It’s Monday, What are You Reading is a meme hosted by Jen from Teach Mentor Texts and Kellee and Ricki from Unleashing Readers (new host of Monday reading: Kathryn T at Book Date). Since two of our friends, Linda from Teacher Dance and Tara from A Teaching Life have been joining this meme for quite awhile now, we thought of joining this warm and inviting community.
These three recently published picturebooks for children written and illustrated by female writers and illustrators fearlessly tackle the refugee experience – in all its darkness, tragedy, and light. This is perfect for the social justice component of our theme for the first quarter of the year. While two of the books feature young, male protagonists (Marwan and Yazan), their mothers do feature prominently in both narratives.
Written and Illustrated by Nadine Kaadan
Published by Lantana Publishing (2018)
ISBN13: 9781911373438. Borrowed a copy from the Jurong West Public Library. Book photos taken by me.
Yazan has been spending practically all his days cooped up at home, when everything around him started to change. He is no longer able to go to the park like before. Even his mother who used to loved painting spends most of her days just watching the news.
This story allows the reader to imagine what it must be like for Yazan who is unable to leave his own home, bored out of his wits, and uncertain about what is going on. When he finally could not bear it, he snuck out and was so surprised at how deserted and changed everything is:
Yazan’s mother, relieved that he was safe, proceeded to craft their very own park, right at home. While it is unclear when the fighting would end, there can be colours and greens and sunshine within one’s home:
While I was taken by the art, I felt that the overall design and typography could have been done much better. I was especially taken, though, by the author’s note found at the very end:
I wrote this story because I saw children like Yazan in my hometown of Damascus. Their lives were changing, and they couldn’t understand why. All of a sudden, the Fridays that were supposed to mark our weekends became frightening instead of fun. Families were afraid to go outside and instead stayed home.
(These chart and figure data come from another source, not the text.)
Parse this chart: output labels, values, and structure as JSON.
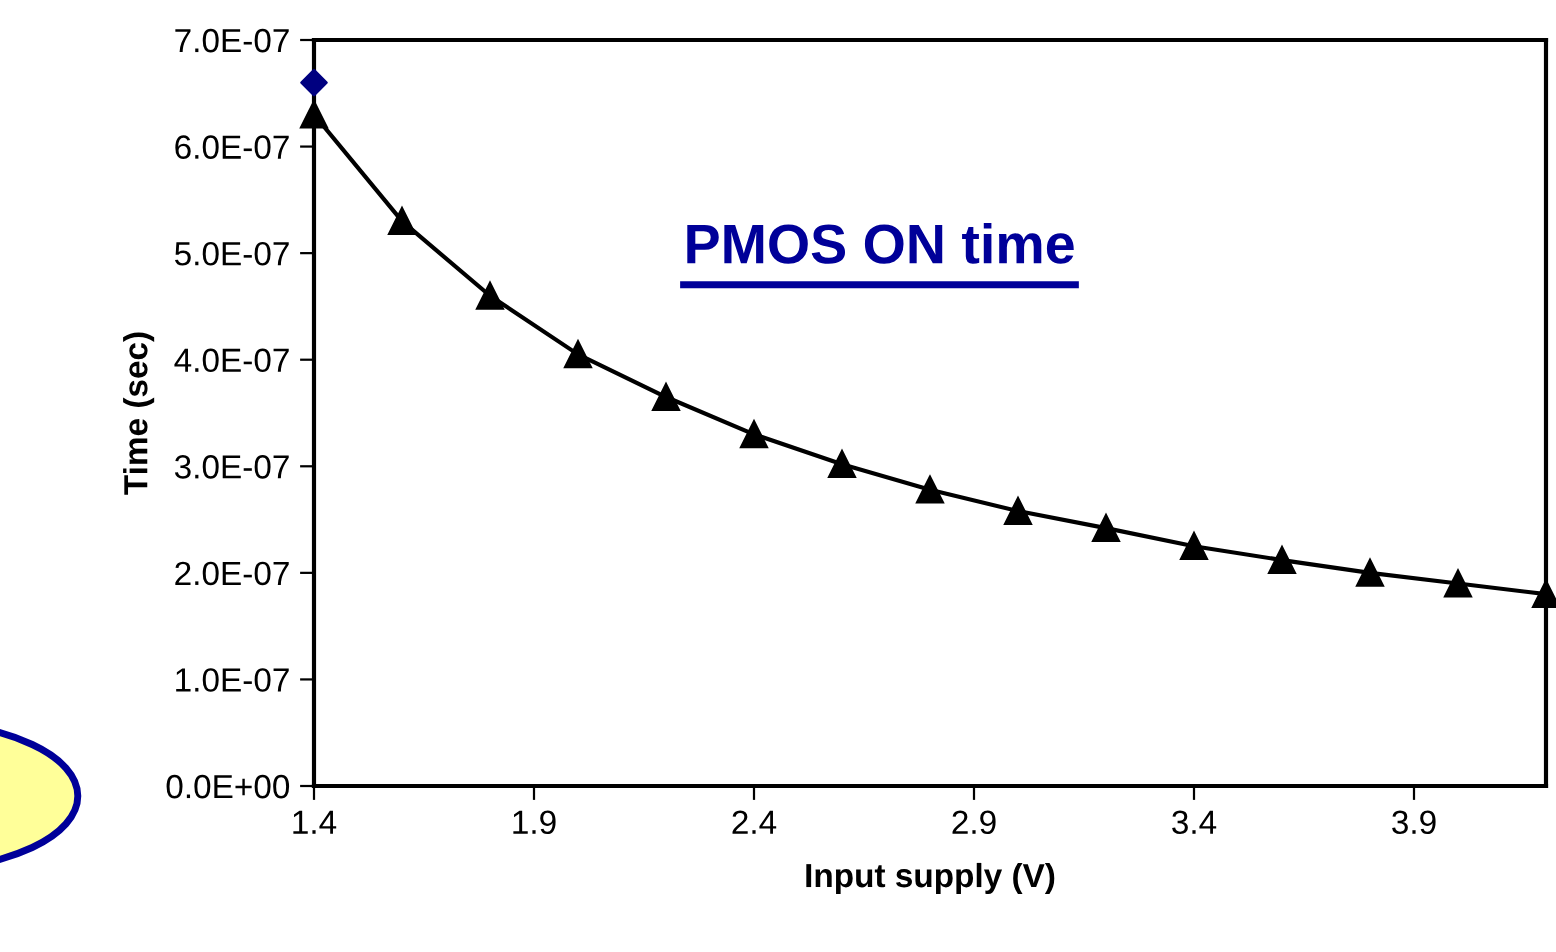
{
  "chart_data": {
    "type": "scatter",
    "xlabel": "Input supply (V)",
    "ylabel": "Time (sec)",
    "annotations": [
      "PMOS ON time"
    ],
    "series": [
      {
        "type": "line",
        "color": "#000000",
        "marker": "triangle",
        "x": [
          1.4,
          1.6,
          1.8,
          2.0,
          2.2,
          2.4,
          2.6,
          2.8,
          3.0,
          3.2,
          3.4,
          3.6,
          3.8,
          4.0,
          4.2
        ],
        "values": [
          6.3e-07,
          5.3e-07,
          4.6e-07,
          4.05e-07,
          3.65e-07,
          3.3e-07,
          3.02e-07,
          2.78e-07,
          2.58e-07,
          2.42e-07,
          2.25e-07,
          2.12e-07,
          2e-07,
          1.9e-07,
          1.8e-07
        ]
      },
      {
        "color": "#000080",
        "marker": "diamond",
        "x": [
          1.4
        ],
        "values": [
          6.6e-07
        ]
      }
    ],
    "xlim": [
      1.4,
      4.2
    ],
    "xticks": [
      1.4,
      1.9,
      2.4,
      2.9,
      3.4,
      3.9
    ],
    "ylim": [
      0,
      7e-07
    ],
    "yticks": [
      {
        "value": 0,
        "label": "0.0E+00"
      },
      {
        "value": 1e-07,
        "label": "1.0E-07"
      },
      {
        "value": 2e-07,
        "label": "2.0E-07"
      },
      {
        "value": 3e-07,
        "label": "3.0E-07"
      },
      {
        "value": 4e-07,
        "label": "4.0E-07"
      },
      {
        "value": 5e-07,
        "label": "5.0E-07"
      },
      {
        "value": 6e-07,
        "label": "6.0E-07"
      },
      {
        "value": 7e-07,
        "label": "7.0E-07"
      }
    ],
    "grid": false,
    "legend": false
  }
}
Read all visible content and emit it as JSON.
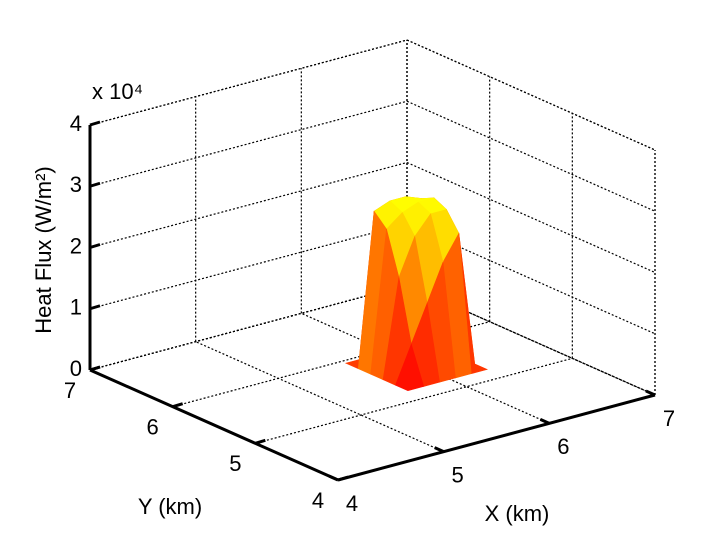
{
  "chart_data": {
    "type": "surface",
    "zlabel": "Heat Flux (W/m²)",
    "xlabel": "X (km)",
    "ylabel": "Y (km)",
    "zexponent": "x 10⁴",
    "x": [
      5.6,
      5.75,
      5.9,
      6.05,
      6.2,
      6.35
    ],
    "y": [
      5.2,
      5.35,
      5.5,
      5.65,
      5.8,
      5.95
    ],
    "z": [
      [
        0,
        0,
        0,
        0,
        0,
        0
      ],
      [
        0,
        0.6,
        1.2,
        1.8,
        2.2,
        0
      ],
      [
        0,
        1.6,
        2.2,
        2.5,
        2.5,
        0
      ],
      [
        0,
        2.3,
        2.5,
        2.6,
        2.6,
        0
      ],
      [
        0,
        2.5,
        2.6,
        2.6,
        2.5,
        0
      ],
      [
        0,
        0,
        0,
        0,
        0,
        0
      ]
    ],
    "colormap": "autumn",
    "xlim": [
      4,
      7
    ],
    "xticks": [
      4,
      5,
      6,
      7
    ],
    "ylim": [
      4,
      7
    ],
    "yticks": [
      4,
      5,
      6,
      7
    ],
    "zlim": [
      0,
      4
    ],
    "zticks": [
      0,
      1,
      2,
      3,
      4
    ],
    "grid": true
  }
}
I noticed that my illustration style started changing. Where once I was drawn to dreamy tones, my palette became gloomy and dark. I felt the need to express what was happening around me so I decided to write this book.
I will be sure to find other stories created by Nadine Kaadan – a much needed voice in children’s literature.
Written by Patricia de Arias Illustrated by Laura Borràs
Published by: minedition (2018)
ISBN: 9888341553 (ISBN13: 9789888341559). Borrowed a copy from the Jurong West Public Library. Book photos taken by me.
Unlike Tomorrow which is on the text-heavy side, Marwan’s Journey is sparse, lyrical, and packs an even more powerful punch with its distilled and lilting storytelling.
I walk, and my footsteps leave a trace of ancient stories, the songs of my homeland, and the smell of tea and bread, jasmine and earth.
There is displacement and uncertainty, yes, but there is also the decisive step moving ever-forward, never looking back, as Marwan’s mother advised him, when she was ostensibly alive. Her death was never articulated, but alluded to. It is this subtlety which made the story very effective for me.
I feel that more than anything, this is a whispered prayer, a fervent hope, a quiet wish – conveyed so beautifully in this picturebook.
Written by Nicola Davies Illustrated by Rebecca Cobb
Published by Candlewick Press (2018)
ISBN: 1536201731 (ISBN13: 9781536201734). Borrowed a copy from the NIE Library. Book photos taken by me.
The day war came there were flowers on the window sill and my father sang my baby brother back to sleep.
My mother made my breakfast, kissed my nose and walked with me to school.
Unlike the first two picturebooks, this one tackles the reality of war head-on. It does so, in a manner, which reminds the reader that it can happen to anyone at anytime. It is war’s unpredictability, its unexpected comings-and-goings, its sudden nature that makes it dreadful.
The images shown are stark, real, and decidedly unapologetic; it does not sugarcoat the face of war in an attempt to protect children’s sensibilities, nor does it attempt to gratuitously shock the reader. It simply is.
What is perhaps striking for me is this image of a young girl who has sought refuge in another city (see image below), yet she is perceived to have brought the war with her wherever she goes, in this new city which is supposed to serve as her sanctuary. Like a pariah, she is disallowed from any place where she can feel a sense of safety and stability.
Then an unanticipated act of kindness turns everything around in the end. It is not some false hope or an empty promise, but a call for action; a vivid, compelling, and very simple act that can prove to be life-changing for one who has lost everything.
The Author’s Note found at the end also brings forward this social justice component by urging readers to support charities such as Help Refugees. It provides a plan of action that anyone with a compassionate heart and has the means to help, can do so – in very concrete ways. I hope this book finds you soon.
#WomenReadWomen2019: 6 / 7 of 25 (country: Spain – Patricia de Arias was born in Spain, although resides now in Brazil and Laura Borras is based in Spain; Nadine Kaadan is originally from Syria.)
Nicola Davies and Rebecca Cobb are from the UK.